Congedi parentali solo per le mamme, è polemica
La partecipazione dei padri, in lieve aumento, può essere favorita con le politiche pubbliche.
di Annamaria Vicini
La manovra economica del governo è ancora in corso e niente quindi è definitivo. Ma l’aver previsto l’aumento dal 30 all’80% di retribuzione di una mensilità di congedo riservando il beneficio alle sole madri ha scatenato reazioni polemiche piuttosto accese: perché restringere un vantaggio alle madri escludendo i padri, quasi a voler ribadire che la cura dei figli è un affare solo o prevalentemente per donne?
Che lo sia nei fatti non lo si può negare e la pandemia ha addirittura peggiorato la situazione. Secondo i dati forniti dall’osservatorio indipendente Openpolis, a causa della crisi sanitaria il tempo che le madri dedicano alla cura dei figli e alle faccende domestiche è aumentato da 26 ore settimanali a 31 mentre quelle dei padri sono passate da 20 a 24.
Ma, proprio perché la tendenza generale è quella di lasciare sulle spalle delle madri il peso maggiore della cura con conseguenze negative sulla loro carriera lavorativa, servirebbero caso mai degli incentivi per promuovere un maggior coinvolgimento dei padri e non il contrario.
Attualmente i congedi parentali (con questo termine si intende l’astensione facoltativa di lavoratori e lavoratrici dipendenti, diversa da quella obbligatoria) sono regolati dal decreto legislativo 151/2001 con successive estensioni.
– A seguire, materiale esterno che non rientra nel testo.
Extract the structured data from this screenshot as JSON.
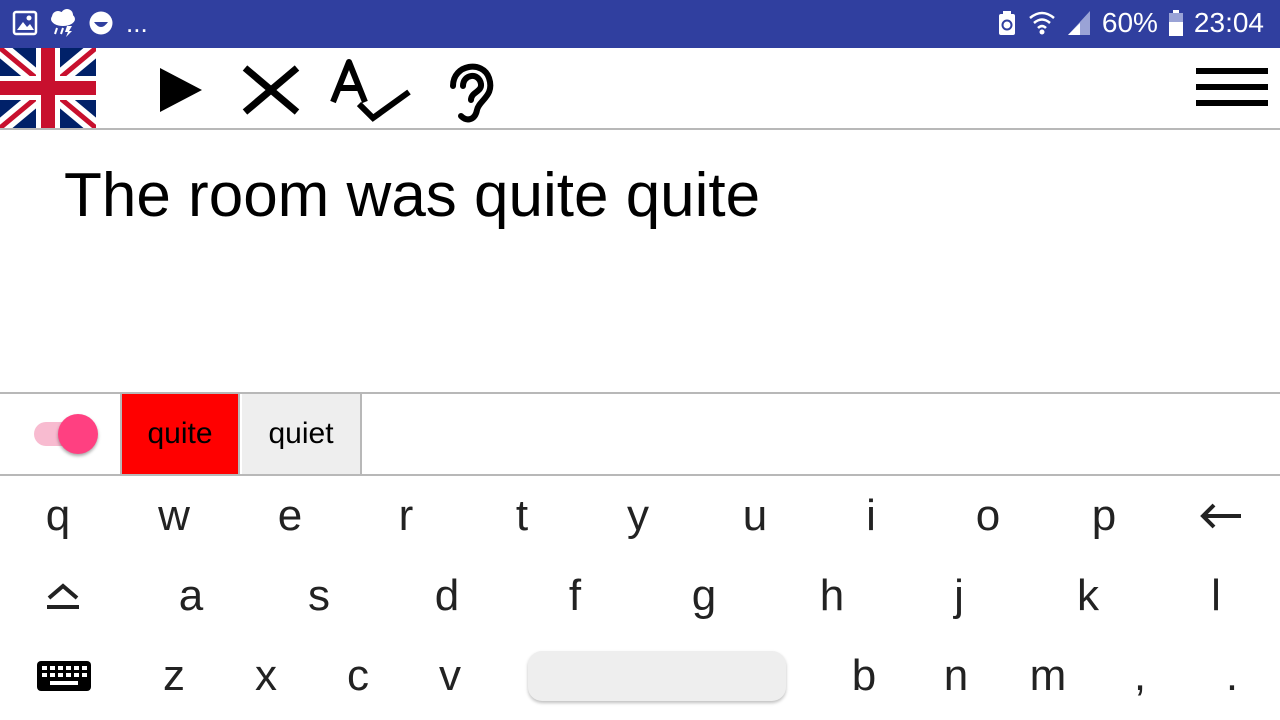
{
  "status_bar": {
    "battery": "60%",
    "time": "23:04",
    "overflow": "..."
  },
  "toolbar": {
    "language_flag_icon": "uk-flag-icon",
    "play_icon": "play-icon",
    "clear_icon": "close-icon",
    "spellcheck_icon": "spellcheck-icon",
    "hearing_icon": "hearing-icon",
    "menu_icon": "hamburger-menu-icon"
  },
  "editor": {
    "text": "The room was quite quite"
  },
  "suggestions": {
    "toggle_on": true,
    "items": [
      {
        "label": "quite",
        "selected": true,
        "color": "#ff0000"
      },
      {
        "label": "quiet",
        "selected": false,
        "color": "#eeeeee"
      }
    ]
  },
  "keyboard": {
    "row1": [
      "q",
      "w",
      "e",
      "r",
      "t",
      "y",
      "u",
      "i",
      "o",
      "p"
    ],
    "row2": [
      "a",
      "s",
      "d",
      "f",
      "g",
      "h",
      "j",
      "k",
      "l"
    ],
    "row3_left": [
      "z",
      "x",
      "c",
      "v"
    ],
    "row3_right": [
      "b",
      "n",
      "m",
      ",",
      "."
    ],
    "backspace_icon": "backspace-arrow-icon",
    "shift_icon": "shift-icon",
    "keyboard_icon": "keyboard-icon"
  },
  "colors": {
    "status_bar": "#303f9f",
    "toggle_knob": "#ff4081",
    "toggle_track": "#f8bbd0",
    "selected_suggestion": "#ff0000"
  }
}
Tralasciando i congedi specifici previsti durante la pandemia per far fronte all’emergenza, consistono nel diritto a 10 mesi di astensione dal lavoro da suddividere tra i due genitori e possono essere utilizzati nei primi 12 anni di vita del bambino. Spettano sia al padre che alla madre che lavorano, che ne possono usufruire per periodi continuativi o frazionati, anche contemporaneamente. Sono retribuiti al 30% dello stipendio per i primi sei anni di vita del bambino.
Il disegno di legge della ministra Elena Bonetti noto come Family act prevedeva “uno o più decreti legislativi per l’estensione, il riordino e l’armonizzazione della disciplina relativa ai congedi parentali e di paternità”.
Nello specifico si prefigurava la possibilità di estendere l’età entro cui beneficiare dei congedi fino ai 14 anni, permessi retribuiti aggiuntivi per recarsi ai colloqui con gli insegnanti, forme di premialità in caso di equa suddivisione dei congedi tra i genitori, l’estensione dei congedi parentali anche ai lavoratori autonomi e ai liberi professionisti.
Che ne sarà ora di queste buone intenzioni?
Ma volendo restare ai fatti, vediamo quanto l’istituto dei congedi parentali viene usufruito dai padri.
Sempre secondo i dati di Openpolis le domande sarebbero in aumento, anche se il numero risulta sempre molto contenuto: nel 2017 i fruitori sono stati il 18,8% sul totale dei beneficiari, ma negli anni successivi la percentuale è andata crescendo fino a superare quota 20%.
Secondo il giornalista Antonio Polito, che al drastico calo di natalità nel nostro Paese ha dedicato un interessante contributo sull’ultimo numero di 7-Corriere della Sera, “Il movimento femminista si è battuto per liberare le donne dalla schiavitù della maternità, da un destino che le destinava a procreare e accudire i figli e basta, in una posizione subalterna al maschio. Ma nonostante tanti successi, non è ancora riuscito a garantire alle donne la libertà di essere madri. Una mole di ostacoli sociali, culturali ed economici, e profondi pregiudizi sessisti, non consentono oggi in Italia di compiere in autonomia e serenità la scelta della maternità. Il desiderio, quello c’è, ed è forte, come registrano le rilevazioni demoscopiche. Ma è ostacolato, conculcato, non riconosciuto come un diritto”.
E, per rafforzare la propria posizione, Polito cita una dichiarazione della regista Cristina Comencini secondo la quale “Le giovani donne di oggi dovrebbero imporre a gran voce, come un tempo la generazione precedente ha imposto la libertà sessuale, la loro libertà di essere madri…”.
Ma non è questo ancora e sempre un delegare alle donne e solo a loro la responsabilità della decisione di diventare madri e la gestione della maternità?
Non sarebbe meglio rivolgersi anche ai padri, di fatto o potenziali, per sapere che cosa ne pensano loro?
Qualche sondaggista in ascolto dedicherebbe una ricerca a questo tema interpellando il mondo maschile?
In attesa di informazioni dal campo, sarebbe opportuno cercare di facilitare la partecipazione paterna anche attraverso le politiche pubbliche.
Una “spinta gentile” può essere d’aiuto.